Teodoro León Gross-ABC
- El presidente del Gobierno no tiene éxito diciendo a la gente lo que tiene que pensar, pero constantemente tiene éxito diciéndoles sobre qué tienen que pensar
Hay algo donde la Moncloa, incluso en lo peor de la tormenta, no pierde el timón: el control de la agenda. Ahí se manejan con un dominio magistral, para quitarse el sombrero, o a falta de sombrero, como decía Valle, quitarse el cráneo. Sánchez le marca el paso a la conversación pública bastante a su antojo. Esta semana decidió poner al país a escandalizarse anunciando que contará con Zapatero en la próxima campaña electoral. De inmediato las tertulias se volcaron en ese anuncio delirante de mantener como faro moral del PSOE al expresidente investigado por organización criminal, tráfico de influencias, blanqueo y falsedad documental que ya alcanza 86 días sin desentrañar las joyas que iba a explicar «en una semana o diez días». Esto no se lo cree ni él, con Zapatero achicharrado en la operación turbia de Plus Ultra, pero Sánchez sabe cómo poner el debate público a bailar a su son.
Apenas iniciarse la inauguración incómoda del curso judicial, presidido por el Rey, le filtraban a ‘El País’ que contratan por dedazo varios puntos de wifi gratis para los asaltantes de Ceuta. Otro de esos trucos de ‘misdirection’ de los magos: hacer que la atención se vaya a un punto secundario. Algunos ya se preguntaban, indignados, en qué artículo de los Derechos Humanos figura que hay que ponerles el wifi gratis que no tienen los ceutíes. La técnica es sencilla, y muy eficaz cuando se ejecuta con destreza en el momento exacto.
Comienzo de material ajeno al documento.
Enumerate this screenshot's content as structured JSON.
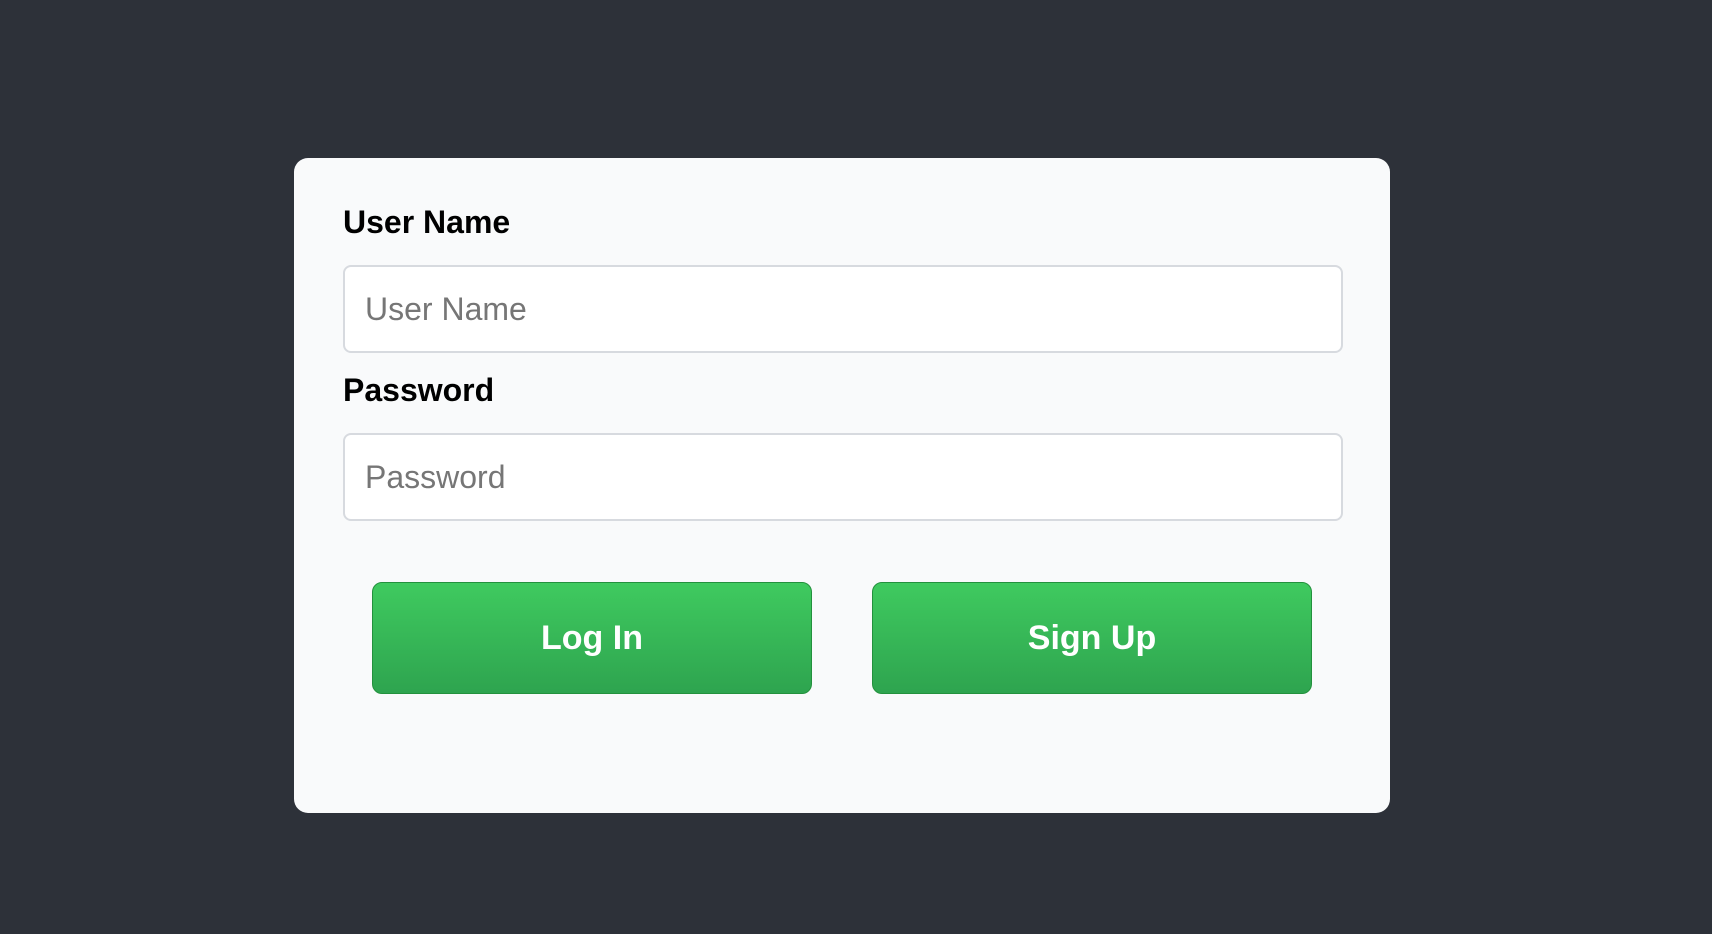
{
  "login_form": {
    "username": {
      "label": "User Name",
      "value": "",
      "placeholder": "User Name"
    },
    "password": {
      "label": "Password",
      "value": "",
      "placeholder": "Password"
    },
    "buttons": {
      "login_label": "Log In",
      "signup_label": "Sign Up"
    }
  },
  "colors": {
    "page_background": "#2d3139",
    "card_background": "#f9fafb",
    "button_green_top": "#3fca5f",
    "button_green_bottom": "#2ea44f",
    "button_text": "#ffffff"
  }
}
Un día antes, con la gerente del PSOE en la Audiencia Nacional respondiendo a preguntas sobre financiación irregular, Sánchez usó la sesión de control para poner el foco en el informe PISA señalando a las comunidades del PP. Es un prestidigitador sin escrúpulos: el desastre educativo, de hecho, toca fondo en País Vasco y Cataluña, con el fiasco de los modelos superideológicos de nacionalistas y socialistas, mientras el ranking está liderado por Madrid y Castilla y León, gobernadas por el PP desde hace décadas.
La desclasificación de documentos ha estado muy calculada. Así se desvía el debate de la pésima gestión de la crisis y de la oscura complicidad con Marruecos, y ahora la cuestión es si los avisos pueden considerarse avisos o no, y si cumplieron los procedimientos: ¡sobres lacrados! Y todos enredados en esa polémica absurda. La Moncloa no ha dudado en arrastrar por el barro al CNI, como antes Sánchez no dudó en desprestigiar al Rey para parapetarse detrás. Era materialmente falso que Felipe VI no hubiera ido en veinte años a Ceuta, porque lleva doce reinando, y sólo podrá hacerlo cuando Sánchez quiera. Claro que a estas alturas no engaña a casi nadie, pero manipula el debate con suma facilidad. Parafraseando un viejo axioma de la prensa, Sánchez no tiene éxito diciendo a la gente lo que tiene que pensar, pero constantemente tiene éxito diciéndoles sobre qué tienen que pensar. Y eso ya es mucho.